PORTLAND, OR – ForestEthics today announced a new example of a growing trend of corporations avoiding the use of the logging industry’s ‘Sustainable Forestry Initiative’ (SFI) label, which is governed and financed by some of the biggest names in logging. To date, twenty-five prominent brands including AT&T, United Stationers, Pitney Bowes and Allstate have now taken action to move away from SFI.
Stash Tea will avoid the promotion of the Sustainable Forestry Initiative (SFI) and disassociate itself from the SFI by removing the SFI logo from its packaging and all SFI-certified content from its supply chain.
“ForestEthics congratulates Stash Tea for recognizing that the misleading SFI label is not good for forests, or Stash Tea’s brand,” said Jim Ace, Senior Campaigner at ForestEthics. “Stash Tea is a classic case of the fox guarding the henhouse, and that type of greenwash is not in line with Stash’s promise of environmental responsibility.”

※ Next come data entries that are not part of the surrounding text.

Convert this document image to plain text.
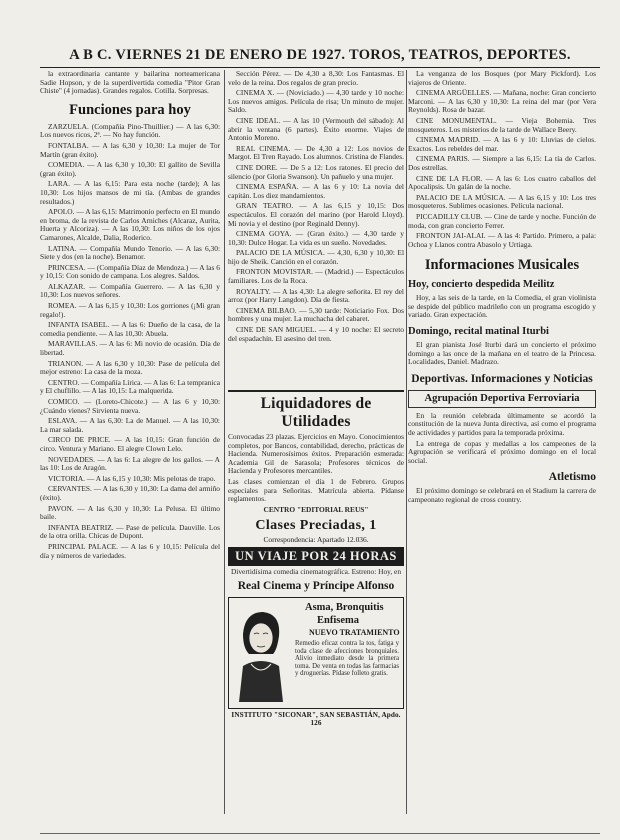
A B C. VIERNES 21 DE ENERO DE 1927. TOROS, TEATROS, DEPORTES.

la extraordinaria cantante y bailarina norteamericana Sadie Hopson, y de la superdivertida comedia "Pitor Gran Chiste" (4 jornadas). Grandes regalos. Cotilla. Sorpresas.

Funciones para hoy

ZARZUELA. (Compañía Pino-Thuillier.) — A las 6,30: Los nuevos ricos, 2ª. — No hay función.

FONTALBA. — A las 6,30 y 10,30: La mujer de Tor Martín (gran éxito).

COMEDIA. — A las 6,30 y 10,30: El gallito de Sevilla (gran éxito).

LARA. — A las 6,15: Para esta noche (tarde); A las 10,30: Los hijos mansos de mi tía. (Ambas de grandes resultados.)

APOLO. — A las 6,15: Matrimonio perfecto en El mundo en broma, de la revista de Carlos Arniches (Alcaraz, Aurita, Huerta y Alcoriza). — A las 10,30: Los niños de los ojos Camarones, Alcalde, Dalia, Roderico.

LATINA. — Compañía Mundo Tenorio. — A las 6,30: Siete y dos (en la noche). Benamor.

PRINCESA. — (Compañía Díaz de Mendoza.) — A las 6 y 10,15: Con sonido de campana. Los alegres. Saldos.

ALKAZAR. — Compañía Guerrero. — A las 6,30 y 10,30: Los nuevos señores.

ROMEA. — A las 6,15 y 10,30: Los gorriones (¡Mi gran regalo!).

INFANTA ISABEL. — A las 6: Dueño de la casa, de la comedia pendiente. — A las 10,30: Abuela.

MARAVILLAS. — A las 6: Mi novio de ocasión. Día de libertad.

TRIANON. — A las 6,30 y 10,30: Pase de película del mejor estreno: La casa de la moza.

CENTRO. — Compañía Lírica. — A las 6: La tempranica y El chuflillo. — A las 10,15: La malquerida.

COMICO. — (Loreto-Chicote.) — A las 6 y 10,30: ¿Cuándo vienes? Sirvienta nueva.

ESLAVA. — A las 6,30: La de Manuel. — A las 10,30: La mar salada.

CIRCO DE PRICE. — A las 10,15: Gran función de circo. Ventura y Mariano. El alegre Clown Lelo.

NOVEDADES. — A las 6: La alegre de los gallos. — A las 10: Los de Aragón.

VICTORIA. — A las 6,15 y 10,30: Mis pelotas de trapo.

CERVANTES. — A las 6,30 y 10,30: La dama del armiño (éxito).

PAVON. — A las 6,30 y 10,30: La Pelusa. El último baile.

INFANTA BEATRIZ. — Pase de película. Dauville. Los de la otra orilla. Chicas de Dupont.

PRINCIPAL PALACE. — A las 6 y 10,15: Película del día y números de variedades.

Sección Pérez. — De 4,30 a 8,30: Los Fantasmas. El velo de la reina. Dos regalos de gran precio.

CINEMA X. — (Noviciado.) — 4,30 tarde y 10 noche: Los nuevos amigos. Película de risa; Un minuto de mujer. Saldo.

CINE IDEAL. — A las 10 (Vermouth del sábado): Al abrir la ventana (6 partes). Éxito enorme. Viajes de Antonio Moreno.

REAL CINEMA. — De 4,30 a 12: Los novios de Margot. El Tren Rayado. Los alumnos. Cristina de Flandes.

CINE DORE. — De 5 a 12: Los ratones. El precio del silencio (por Gloria Swanson). Un pañuelo y una mujer.

CINEMA ESPAÑA. — A las 6 y 10: La novia del capitán. Los diez mandamientos.

GRAN TEATRO. — A las 6,15 y 10,15: Dos espectáculos. El corazón del marino (por Harold Lloyd). Mi novia y el destino (por Reginald Denny).

CINEMA GOYA. — (Gran éxito.) — 4,30 tarde y 10,30: Dulce Hogar. La vida es un sueño. Novedades.

PALACIO DE LA MÚSICA. — 4,30, 6,30 y 10,30: El hijo de Sheik. Canción en el corazón.

FRONTON MOVISTAR. — (Madrid.) — Espectáculos familiares. Los de la Roca.

ROYALTY. — A las 4,30: La alegre señorita. El rey del arroz (por Harry Langdon). Día de fiesta.

CINEMA BILBAO. — 5,30 tarde: Noticiario Fox. Dos hombres y una mujer. La muchacha del cabaret.

CINE DE SAN MIGUEL. — 4 y 10 noche: El secreto del espadachín. El asesino del tren.

Liquidadores de Utilidades
Convocadas 23 plazas. Ejercicios en Mayo. Conocimientos completos, por Bancos, contabilidad, derecho, prácticas de Hacienda. Numerosísimos éxitos. Preparación esmerada: Academia Gil de Sarasola; Profesores técnicos de Hacienda y Profesores mercantiles.
Las clases comienzan el día 1 de Febrero. Grupos especiales para Señoritas. Matrícula abierta. Pídanse reglamentos.
CENTRO "EDITORIAL REUS"
Clases Preciadas, 1
Correspondencia: Apartado 12.036.
UN VIAJE POR 24 HORAS
Divertidísima comedia cinematográfica. Estreno: Hoy, en
Real Cinema y Príncipe Alfonso
Asma, Bronquitis
Enfisema
NUEVO TRATAMIENTO
Remedio eficaz contra la tos, fatiga y toda clase de afecciones bronquiales. Alivio inmediato desde la primera toma. De venta en todas las farmacias y droguerías. Pídase folleto gratis.
INSTITUTO "SICONAR", SAN SEBASTIÁN, Apdo. 126

La venganza de los Bosques (por Mary Pickford). Los viajeros de Oriente.

CINEMA ARGÜELLES. — Mañana, noche: Gran concierto Marconi. — A las 6,30 y 10,30: La reina del mar (por Vera Reynolds). Rosa de bazar.

CINE MONUMENTAL. — Vieja Bohemia. Tres mosqueteros. Los misterios de la tarde de Wallace Beery.

CINEMA MADRID. — A las 6 y 10: Lluvias de cielos. Exactos. Los rebeldes del mar.

CINEMA PARIS. — Siempre a las 6,15: La tía de Carlos. Dos estrellas.

CINE DE LA FLOR. — A las 6: Los cuatro caballos del Apocalipsis. Un galán de la noche.

PALACIO DE LA MÚSICA. — A las 6,15 y 10: Los tres mosqueteros. Sublimes ocasiones. Película nacional.

PICCADILLY CLUB. — Cine de tarde y noche. Función de moda, con gran concierto Ferrer.

FRONTON JAI-ALAI. — A las 4: Partido. Primero, a pala: Ochoa y Llanos contra Abasolo y Urtiaga.

Informaciones Musicales
Hoy, concierto despedida Meilitz

Hoy, a las seis de la tarde, en la Comedia, el gran violinista se despide del público madrileño con un programa escogido y variado. Gran expectación.

Domingo, recital matinal Iturbi

El gran pianista José Iturbi dará un concierto el próximo domingo a las once de la mañana en el teatro de la Princesa. Localidades, Daniel. Madrazo.

Deportivas. Informaciones y Noticias
Agrupación Deportiva Ferroviaria

En la reunión celebrada últimamente se acordó la constitución de la nueva Junta directiva, así como el programa de actividades y partidos para la temporada próxima.

La entrega de copas y medallas a los campeones de la Agrupación se verificará el próximo domingo en el local social.

Atletismo

El próximo domingo se celebrará en el Stadium la carrera de campeonato regional de cross country.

Controversy around SFI centers on the following:
- SFI was founded and continues to be governed by the timber industry;
- Virtually all of SFI's funding comes from the companies or investment groups that own or manage the 160 million acres of land in North America that the SFI certifies.
- SFI approves forestry practices that wreak environmental harm, including logging that creates massive erosion and landslides, destroys wildlife and fish habitat, pollutes streams and rivers, and contaminates communities with toxic herbicides.